DUBAI: A surplus of supplies and slow seasonal demand for marine fuels continued to weigh on ex-wharf premiums in Asia's fuel oil markets.
Over the near term, traders said the upside potential of ex-wharf premiums was limited due to abundant supplies of the fuel and limited demand from shippers and charters, prompting suppliers to offer ex-wharf parcels at lower premiums, industry sources said.
"It's hard to find buyers," one Singapore-based trader said.
Industry sources said spot ex-wharf offers stood at a $1 to $1.50 a tonne premium above Singapore quotes on Tuesday while some suppliers were also offering ex-wharf term deliveries at around $2 a tonne to Singapore quotes.

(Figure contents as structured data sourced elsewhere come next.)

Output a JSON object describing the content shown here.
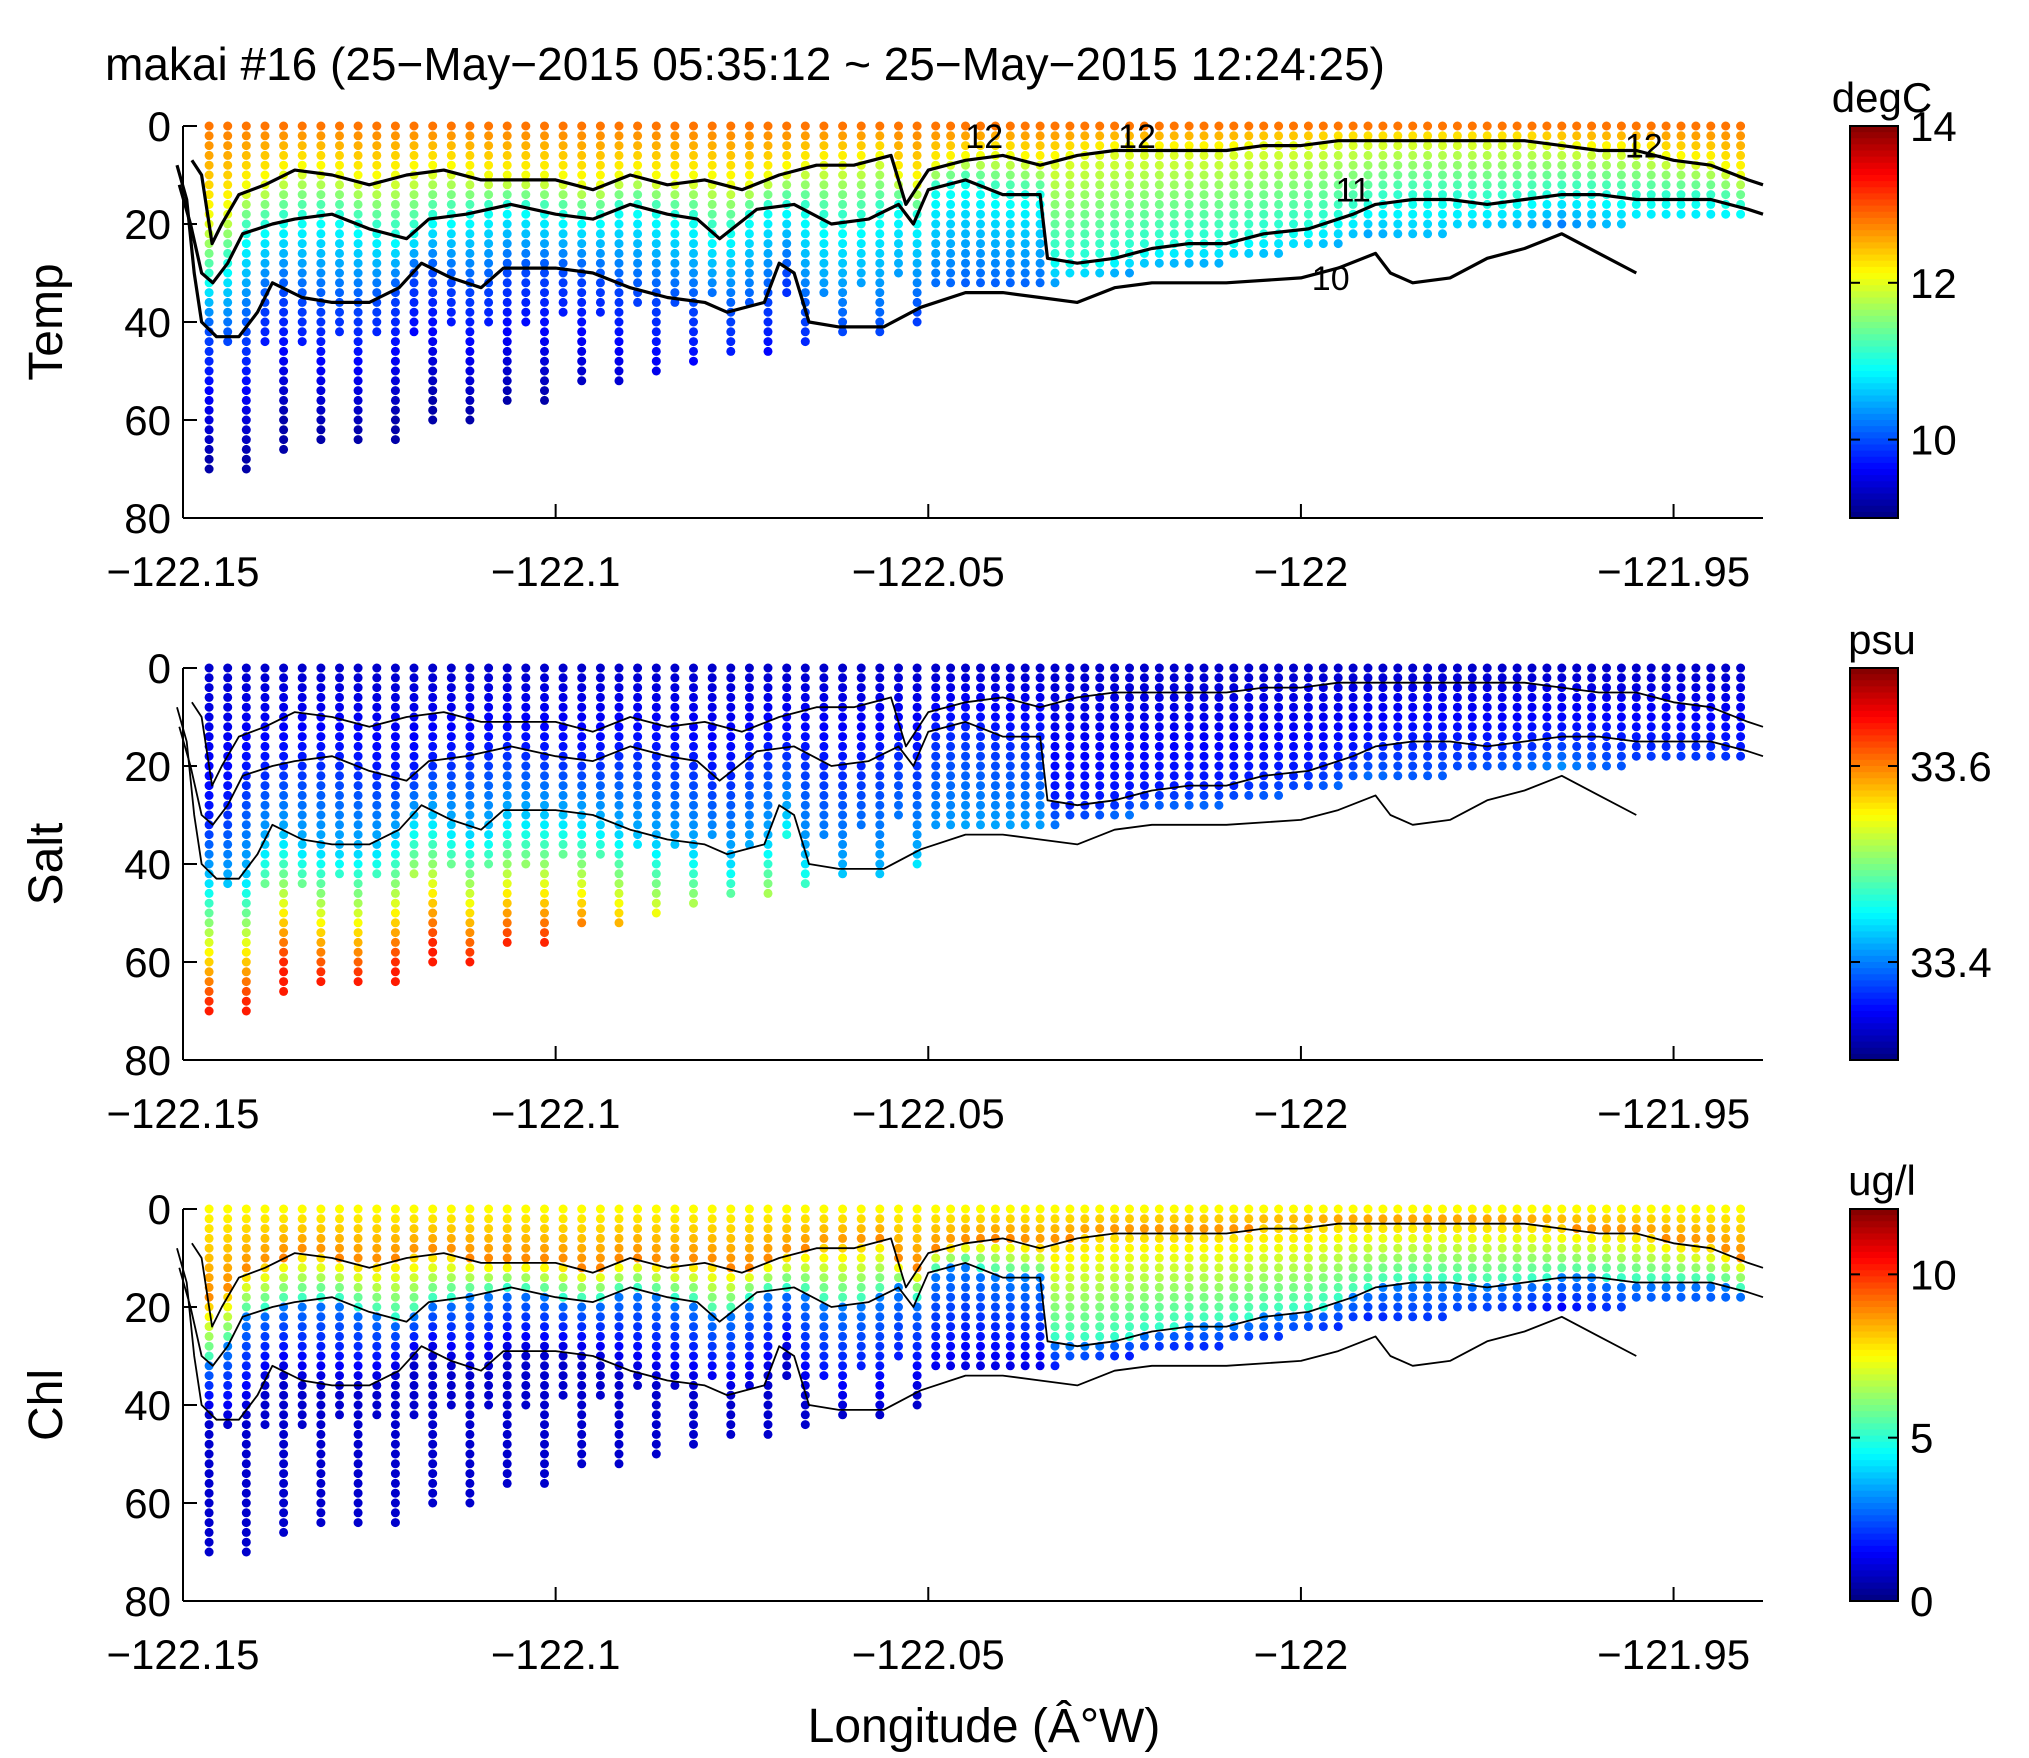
{
  "chart_data": {
    "title": "makai #16 (25−May−2015 05:35:12 ~ 25−May−2015 12:24:25)",
    "xlabel": "Longitude (Â°W)",
    "xlim": [
      -122.15,
      -121.938
    ],
    "xticks": [
      -122.15,
      -122.1,
      -122.05,
      -122,
      -121.95
    ],
    "xtick_labels": [
      "−122.15",
      "−122.1",
      "−122.05",
      "−122",
      "−121.95"
    ],
    "ylim": [
      0,
      80
    ],
    "yticks": [
      0,
      20,
      40,
      60,
      80
    ],
    "ytick_labels": [
      "0",
      "20",
      "40",
      "60",
      "80"
    ],
    "colormap": "jet",
    "contour_lines": [
      {
        "level": "12",
        "label": "12",
        "points": [
          [
            -122.1488,
            7
          ],
          [
            -122.1475,
            10
          ],
          [
            -122.1461,
            24
          ],
          [
            -122.1448,
            20
          ],
          [
            -122.1425,
            14
          ],
          [
            -122.139,
            12
          ],
          [
            -122.135,
            9
          ],
          [
            -122.13,
            10
          ],
          [
            -122.125,
            12
          ],
          [
            -122.12,
            10
          ],
          [
            -122.115,
            9
          ],
          [
            -122.11,
            11
          ],
          [
            -122.1,
            11
          ],
          [
            -122.095,
            13
          ],
          [
            -122.09,
            10
          ],
          [
            -122.085,
            12
          ],
          [
            -122.08,
            11
          ],
          [
            -122.075,
            13
          ],
          [
            -122.07,
            10
          ],
          [
            -122.065,
            8
          ],
          [
            -122.06,
            8
          ],
          [
            -122.055,
            6
          ],
          [
            -122.053,
            16
          ],
          [
            -122.05,
            9
          ],
          [
            -122.045,
            7
          ],
          [
            -122.04,
            6
          ],
          [
            -122.035,
            8
          ],
          [
            -122.03,
            6
          ],
          [
            -122.025,
            5
          ],
          [
            -122.02,
            5
          ],
          [
            -122.015,
            5
          ],
          [
            -122.01,
            5
          ],
          [
            -122.005,
            4
          ],
          [
            -122,
            4
          ],
          [
            -121.995,
            3
          ],
          [
            -121.99,
            3
          ],
          [
            -121.98,
            3
          ],
          [
            -121.97,
            3
          ],
          [
            -121.965,
            4
          ],
          [
            -121.96,
            5
          ],
          [
            -121.955,
            5
          ],
          [
            -121.95,
            7
          ],
          [
            -121.945,
            8
          ],
          [
            -121.94,
            11
          ],
          [
            -121.938,
            12
          ]
        ]
      },
      {
        "level": "11",
        "label": "11",
        "points": [
          [
            -122.1505,
            12
          ],
          [
            -122.149,
            20
          ],
          [
            -122.1475,
            30
          ],
          [
            -122.146,
            32
          ],
          [
            -122.144,
            28
          ],
          [
            -122.142,
            22
          ],
          [
            -122.138,
            20
          ],
          [
            -122.135,
            19
          ],
          [
            -122.13,
            18
          ],
          [
            -122.125,
            21
          ],
          [
            -122.12,
            23
          ],
          [
            -122.117,
            19
          ],
          [
            -122.112,
            18
          ],
          [
            -122.106,
            16
          ],
          [
            -122.1,
            18
          ],
          [
            -122.095,
            19
          ],
          [
            -122.09,
            16
          ],
          [
            -122.085,
            18
          ],
          [
            -122.081,
            19
          ],
          [
            -122.078,
            23
          ],
          [
            -122.073,
            17
          ],
          [
            -122.068,
            16
          ],
          [
            -122.063,
            20
          ],
          [
            -122.058,
            19
          ],
          [
            -122.054,
            16
          ],
          [
            -122.052,
            20
          ],
          [
            -122.05,
            13
          ],
          [
            -122.045,
            11
          ],
          [
            -122.04,
            14
          ],
          [
            -122.035,
            14
          ],
          [
            -122.034,
            27
          ],
          [
            -122.03,
            28
          ],
          [
            -122.025,
            27
          ],
          [
            -122.02,
            25
          ],
          [
            -122.015,
            24
          ],
          [
            -122.01,
            24
          ],
          [
            -122.005,
            22
          ],
          [
            -121.999,
            21
          ],
          [
            -121.993,
            18
          ],
          [
            -121.99,
            16
          ],
          [
            -121.985,
            15
          ],
          [
            -121.98,
            15
          ],
          [
            -121.975,
            16
          ],
          [
            -121.97,
            15
          ],
          [
            -121.965,
            14
          ],
          [
            -121.96,
            14
          ],
          [
            -121.955,
            15
          ],
          [
            -121.95,
            15
          ],
          [
            -121.945,
            15
          ],
          [
            -121.94,
            17
          ],
          [
            -121.938,
            18
          ]
        ]
      },
      {
        "level": "10",
        "label": "10",
        "points": [
          [
            -122.1508,
            8
          ],
          [
            -122.1495,
            15
          ],
          [
            -122.1485,
            30
          ],
          [
            -122.1475,
            40
          ],
          [
            -122.1455,
            43
          ],
          [
            -122.1425,
            43
          ],
          [
            -122.14,
            38
          ],
          [
            -122.138,
            32
          ],
          [
            -122.134,
            35
          ],
          [
            -122.13,
            36
          ],
          [
            -122.125,
            36
          ],
          [
            -122.121,
            33
          ],
          [
            -122.118,
            28
          ],
          [
            -122.114,
            31
          ],
          [
            -122.11,
            33
          ],
          [
            -122.107,
            29
          ],
          [
            -122.1,
            29
          ],
          [
            -122.095,
            30
          ],
          [
            -122.09,
            33
          ],
          [
            -122.085,
            35
          ],
          [
            -122.08,
            36
          ],
          [
            -122.077,
            38
          ],
          [
            -122.072,
            36
          ],
          [
            -122.07,
            28
          ],
          [
            -122.068,
            30
          ],
          [
            -122.066,
            40
          ],
          [
            -122.062,
            41
          ],
          [
            -122.056,
            41
          ],
          [
            -122.051,
            37
          ],
          [
            -122.045,
            34
          ],
          [
            -122.04,
            34
          ],
          [
            -122.035,
            35
          ],
          [
            -122.03,
            36
          ],
          [
            -122.025,
            33
          ],
          [
            -122.02,
            32
          ],
          [
            -122.01,
            32
          ],
          [
            -122,
            31
          ],
          [
            -121.995,
            29
          ],
          [
            -121.99,
            26
          ],
          [
            -121.988,
            30
          ],
          [
            -121.985,
            32
          ],
          [
            -121.98,
            31
          ],
          [
            -121.975,
            27
          ],
          [
            -121.97,
            25
          ],
          [
            -121.965,
            22
          ],
          [
            -121.96,
            26
          ],
          [
            -121.955,
            30
          ]
        ]
      }
    ],
    "panels": [
      {
        "name": "Temp",
        "ylabel": "Temp",
        "unit": "degC",
        "variable": "temperature",
        "clim": [
          9,
          14
        ],
        "cticks": [
          10,
          12,
          14
        ],
        "ctick_labels": [
          "10",
          "12",
          "14"
        ],
        "contour_label_points": [
          [
            -122.0425,
            2
          ],
          [
            -122.022,
            2
          ],
          [
            -121.993,
            13
          ],
          [
            -121.996,
            31
          ],
          [
            -121.954,
            4
          ]
        ],
        "profile_sample_rule": "surface ~12.5, 11 near contour 11, 10 near contour 10, bottom ~9.3"
      },
      {
        "name": "Salt",
        "ylabel": "Salt",
        "unit": "psu",
        "variable": "salinity",
        "clim": [
          33.3,
          33.7
        ],
        "cticks": [
          33.4,
          33.6
        ],
        "ctick_labels": [
          "33.4",
          "33.6"
        ],
        "contour_label_points": [],
        "profile_sample_rule": "surface ~33.33, increasing with depth to ~33.62 near 70 m"
      },
      {
        "name": "Chl",
        "ylabel": "Chl",
        "unit": "ug/l",
        "variable": "chlorophyll",
        "clim": [
          0,
          12
        ],
        "cticks": [
          0,
          5,
          10
        ],
        "ctick_labels": [
          "0",
          "5",
          "10"
        ],
        "contour_label_points": [],
        "profile_sample_rule": "subsurface maximum ~8 to 10 above contour 11, ~1 below contour 10"
      }
    ],
    "stations": {
      "longitudes": [
        -122.1465,
        -122.144,
        -122.1415,
        -122.139,
        -122.1365,
        -122.134,
        -122.1315,
        -122.129,
        -122.1265,
        -122.124,
        -122.1215,
        -122.119,
        -122.1165,
        -122.114,
        -122.1115,
        -122.109,
        -122.1065,
        -122.104,
        -122.1015,
        -122.099,
        -122.0965,
        -122.094,
        -122.0915,
        -122.089,
        -122.0865,
        -122.084,
        -122.0815,
        -122.079,
        -122.0765,
        -122.074,
        -122.0715,
        -122.069,
        -122.0665,
        -122.064,
        -122.0615,
        -122.059,
        -122.0565,
        -122.054,
        -122.0515,
        -122.049,
        -122.047,
        -122.045,
        -122.043,
        -122.041,
        -122.039,
        -122.037,
        -122.035,
        -122.033,
        -122.031,
        -122.029,
        -122.027,
        -122.025,
        -122.023,
        -122.021,
        -122.019,
        -122.017,
        -122.015,
        -122.013,
        -122.011,
        -122.009,
        -122.007,
        -122.005,
        -122.003,
        -122.001,
        -121.999,
        -121.997,
        -121.995,
        -121.993,
        -121.991,
        -121.989,
        -121.987,
        -121.985,
        -121.983,
        -121.981,
        -121.979,
        -121.977,
        -121.975,
        -121.973,
        -121.971,
        -121.969,
        -121.967,
        -121.965,
        -121.963,
        -121.961,
        -121.959,
        -121.957,
        -121.955,
        -121.953,
        -121.951,
        -121.949,
        -121.947,
        -121.945,
        -121.943,
        -121.941
      ],
      "bottom_depths": [
        70,
        45,
        70,
        45,
        67,
        45,
        65,
        43,
        65,
        42,
        65,
        42,
        60,
        41,
        60,
        40,
        57,
        40,
        57,
        38,
        53,
        38,
        52,
        36,
        50,
        36,
        48,
        35,
        47,
        36,
        46,
        35,
        44,
        34,
        42,
        33,
        42,
        30,
        40,
        33,
        33,
        33,
        33,
        33,
        33,
        32,
        32,
        32,
        31,
        31,
        30,
        30,
        30,
        29,
        29,
        29,
        28,
        28,
        28,
        27,
        27,
        26,
        26,
        25,
        24,
        24,
        24,
        23,
        23,
        23,
        22,
        22,
        22,
        22,
        21,
        21,
        21,
        21,
        21,
        20,
        20,
        20,
        20,
        20,
        20,
        20,
        19,
        19,
        19,
        19,
        19,
        19,
        19,
        19
      ],
      "top_depth": 0
    }
  }
}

By contrast, spot ex-wharf premiums at the start of February were trading at about $4 to $5 a tonne above Singapore quotes, sources said.
In the cargo markets, demand for prompt deliveries was also lacking.
Buying interest for the actively traded 380-cst fuel oil in the Platts window on Tuesday was mostly concentrated at the back-end of the window with seven of the eight bids for the fuel seeking deliveries between March 19 to 23 at a relatively narrow discount of minus 50 cents to minus $1 a tonne to Singapore quotes, sources said.
By contrast, there was one bid for the 380-cst fuel for delivery at the front of the window, between March 8 and 12, seeking a cargo at a discount of minus $3 a tonne to Singapore quotes.
One cash deal totalling 20,000 tonnes of the 180-cst fuel oil was reported trading at parity to Singapore quotes.
Traders said they expected differentials to remain capped in the near term around current levels due to hefty arbitrage supplies into Singapore in February and, to a lesser extent, in March.
Total fuel oil flows into East Asia for February are expected to exceed the previous month's nine-month high of 7.3 million to 7.4 million tonnes, lifted by 11-month high Western arrivals, while March supplies are seen boosted by the expectation of yet another bull trading play, assessments by Thomson Reuters Oil Research showed.